Il est trois heures, je remplace Véronique. Je verrai le soleil se lever juste avant la fin de mon quart. La nuit est étoilée mais, de temps en temps, un nuage totalement noir que je n’avais jamais vu auparavant, nous rattrape. Durant quelques minutes le vent est plus fort. Nous battons des records de vitesses trompant notre calculateur de position qui avance la date d’arrivée de plusieurs jours à ce rythme. Puis, une fois le phénomène passé le calme revient et notre électronique prévoit notre atterrissage à la date prévue initialement : déprimant, parfois. Le lecteur de carte est allumé dans le cockpit. Je vois que nous survolons des fonds à quatre-milles mètres. J’observe notre route. Nous effectuons presque une droite vers les Caraïbes au cap plein Ouest. La journée, le vent mettant un peu de Nord dans son Est, nous prenons quelques degrés vers le Sud, tandis que la nuit il vient un peu à l’Est-Sud-Est ce qui nous conduit à prendre une route très légèrement Ouest-Nord-Ouest. Un lent et léger zigzag.
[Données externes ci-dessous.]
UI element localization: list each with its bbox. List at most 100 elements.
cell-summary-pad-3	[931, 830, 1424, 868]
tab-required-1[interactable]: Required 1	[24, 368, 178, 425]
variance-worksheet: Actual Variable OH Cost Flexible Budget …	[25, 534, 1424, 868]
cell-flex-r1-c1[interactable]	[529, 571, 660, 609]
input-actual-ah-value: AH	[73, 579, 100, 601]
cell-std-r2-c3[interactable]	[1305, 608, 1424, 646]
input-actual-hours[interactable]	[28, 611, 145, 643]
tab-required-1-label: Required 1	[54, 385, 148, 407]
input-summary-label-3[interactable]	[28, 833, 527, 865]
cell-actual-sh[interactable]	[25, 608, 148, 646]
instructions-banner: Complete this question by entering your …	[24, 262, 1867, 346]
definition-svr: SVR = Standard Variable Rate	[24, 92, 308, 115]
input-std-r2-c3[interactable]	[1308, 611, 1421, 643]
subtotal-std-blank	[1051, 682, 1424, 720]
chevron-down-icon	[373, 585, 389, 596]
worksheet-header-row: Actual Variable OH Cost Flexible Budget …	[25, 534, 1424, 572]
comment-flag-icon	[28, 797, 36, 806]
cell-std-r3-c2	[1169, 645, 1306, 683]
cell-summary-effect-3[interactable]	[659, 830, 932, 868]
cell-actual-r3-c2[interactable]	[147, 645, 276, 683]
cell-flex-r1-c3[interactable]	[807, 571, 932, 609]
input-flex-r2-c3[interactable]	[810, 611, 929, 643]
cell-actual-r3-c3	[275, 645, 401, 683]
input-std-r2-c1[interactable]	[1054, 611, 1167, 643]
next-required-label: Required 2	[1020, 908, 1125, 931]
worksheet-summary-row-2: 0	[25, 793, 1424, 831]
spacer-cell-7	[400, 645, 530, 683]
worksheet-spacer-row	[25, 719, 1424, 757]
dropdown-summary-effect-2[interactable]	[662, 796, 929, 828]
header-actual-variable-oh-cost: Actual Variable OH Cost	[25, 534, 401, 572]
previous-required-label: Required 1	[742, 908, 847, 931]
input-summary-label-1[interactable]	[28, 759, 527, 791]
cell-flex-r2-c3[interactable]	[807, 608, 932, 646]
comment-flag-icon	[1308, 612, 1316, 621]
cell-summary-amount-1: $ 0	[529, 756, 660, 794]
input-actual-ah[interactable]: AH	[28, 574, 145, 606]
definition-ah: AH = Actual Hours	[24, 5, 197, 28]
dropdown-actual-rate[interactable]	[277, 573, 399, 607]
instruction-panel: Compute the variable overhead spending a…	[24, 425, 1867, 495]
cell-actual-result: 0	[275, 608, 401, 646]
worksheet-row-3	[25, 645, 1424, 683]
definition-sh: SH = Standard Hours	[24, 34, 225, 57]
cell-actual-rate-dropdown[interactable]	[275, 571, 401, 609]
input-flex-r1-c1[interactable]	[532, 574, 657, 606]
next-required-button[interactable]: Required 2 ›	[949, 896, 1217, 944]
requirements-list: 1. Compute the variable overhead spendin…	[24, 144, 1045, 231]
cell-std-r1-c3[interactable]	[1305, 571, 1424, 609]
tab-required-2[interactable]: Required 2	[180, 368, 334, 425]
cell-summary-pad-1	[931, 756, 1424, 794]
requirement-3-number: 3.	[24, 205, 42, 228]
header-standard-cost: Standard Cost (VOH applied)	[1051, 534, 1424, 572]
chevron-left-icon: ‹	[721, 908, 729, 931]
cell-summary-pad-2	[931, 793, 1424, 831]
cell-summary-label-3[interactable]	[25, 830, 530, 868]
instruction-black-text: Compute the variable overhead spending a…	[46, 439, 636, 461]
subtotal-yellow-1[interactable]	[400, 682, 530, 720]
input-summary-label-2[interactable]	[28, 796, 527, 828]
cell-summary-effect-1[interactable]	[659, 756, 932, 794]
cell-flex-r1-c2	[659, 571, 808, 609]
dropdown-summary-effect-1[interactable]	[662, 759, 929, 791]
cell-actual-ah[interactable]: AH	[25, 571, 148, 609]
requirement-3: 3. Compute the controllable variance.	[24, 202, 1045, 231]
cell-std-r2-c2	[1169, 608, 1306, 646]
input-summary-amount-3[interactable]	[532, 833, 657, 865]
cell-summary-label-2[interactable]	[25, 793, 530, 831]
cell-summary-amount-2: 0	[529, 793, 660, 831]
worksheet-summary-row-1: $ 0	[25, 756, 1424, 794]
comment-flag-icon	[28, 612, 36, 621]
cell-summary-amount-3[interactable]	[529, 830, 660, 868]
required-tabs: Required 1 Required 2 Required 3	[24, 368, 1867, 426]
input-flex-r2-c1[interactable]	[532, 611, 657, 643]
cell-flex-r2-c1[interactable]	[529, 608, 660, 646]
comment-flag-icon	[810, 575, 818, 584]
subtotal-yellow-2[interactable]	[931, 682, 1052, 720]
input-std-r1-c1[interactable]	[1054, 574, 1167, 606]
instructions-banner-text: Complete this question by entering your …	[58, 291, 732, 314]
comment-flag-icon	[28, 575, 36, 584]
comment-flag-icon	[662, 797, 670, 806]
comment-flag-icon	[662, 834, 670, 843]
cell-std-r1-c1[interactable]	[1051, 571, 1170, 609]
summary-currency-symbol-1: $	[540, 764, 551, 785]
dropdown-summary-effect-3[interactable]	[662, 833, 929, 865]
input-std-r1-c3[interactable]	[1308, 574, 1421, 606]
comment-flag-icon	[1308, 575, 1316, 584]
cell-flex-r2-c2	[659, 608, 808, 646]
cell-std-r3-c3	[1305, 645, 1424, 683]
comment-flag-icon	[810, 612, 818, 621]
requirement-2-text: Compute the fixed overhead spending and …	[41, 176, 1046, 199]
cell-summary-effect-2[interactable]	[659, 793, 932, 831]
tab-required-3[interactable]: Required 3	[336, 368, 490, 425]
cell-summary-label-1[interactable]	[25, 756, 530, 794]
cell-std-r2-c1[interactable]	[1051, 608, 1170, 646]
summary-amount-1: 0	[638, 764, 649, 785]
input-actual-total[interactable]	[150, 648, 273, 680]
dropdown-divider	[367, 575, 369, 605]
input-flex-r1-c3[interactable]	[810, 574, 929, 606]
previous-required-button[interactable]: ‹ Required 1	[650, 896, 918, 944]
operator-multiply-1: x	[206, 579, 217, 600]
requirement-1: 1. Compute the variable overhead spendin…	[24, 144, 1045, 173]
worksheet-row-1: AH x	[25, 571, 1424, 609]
Il est l’heure de réveiller Julien. C’est son tour. C’est un peu la corvée que d’aller le chercher car, étalé dans la cabine avant, il dort comme un bienheureux. Je sais que lorsque je vais l’appeler doucement il va hurler comme si je lui braquais une arme sur la tempe. C’est comme cela depuis qu’il est à bord. Julien se réveille toujours en sursaut. Et moi, à chaque fois je sursaute également alors que je m’y attends.

Nous avons embarqué Julien et Louise la veille de notre départ de Saint-Martin; dans les Caraïbes. Ils réalisent le même voyage que nous, mais sans avoir de voilier. Couple âgé de vingt sept ans tous les deux, ils sont adeptes du Bateau-stop.  Fin de journée j’entends toquer doucement contre notre coque. C’étaient eux qui venaient nous demander si nous rentrions en Europe et si nous acceptions de les embarquer. Pour eux comme pour  nous le voyage se termine. Pour notre bonheur nous avons accepté. Une vraie bonne décision car en plus de nous faciliter la tâche ils sont très sympathiques. Nous sommes cinq à bord. En plus des jeunes, Jan un ami, a embarqué début mai pour nous accompagner jusque aux Açores ou il prendra l’avion pour la Belgique. Christophe notre fils, est déjà rentré il y a quatre mois afin de présenter les examens de fin d’humanité.

Julien va me relever. ensuite ce sera le tour de Louise puis Véronique et enfin Jan. Je vais tenter de dormir alors que je suis impatient d’avoir les dernières prévisions météo. Malheureusement je ne suis pas capable de faire fonctionner « l’usine à gaz » que constitue l’assemblage de l’iridium et de l’ordinateur qui nous permet d’accéder à ces données. J’ai un peu de mal à m’endormir excité à la pensée que, peut être, le mauvais temps annoncé a changé de route et nous épargnera.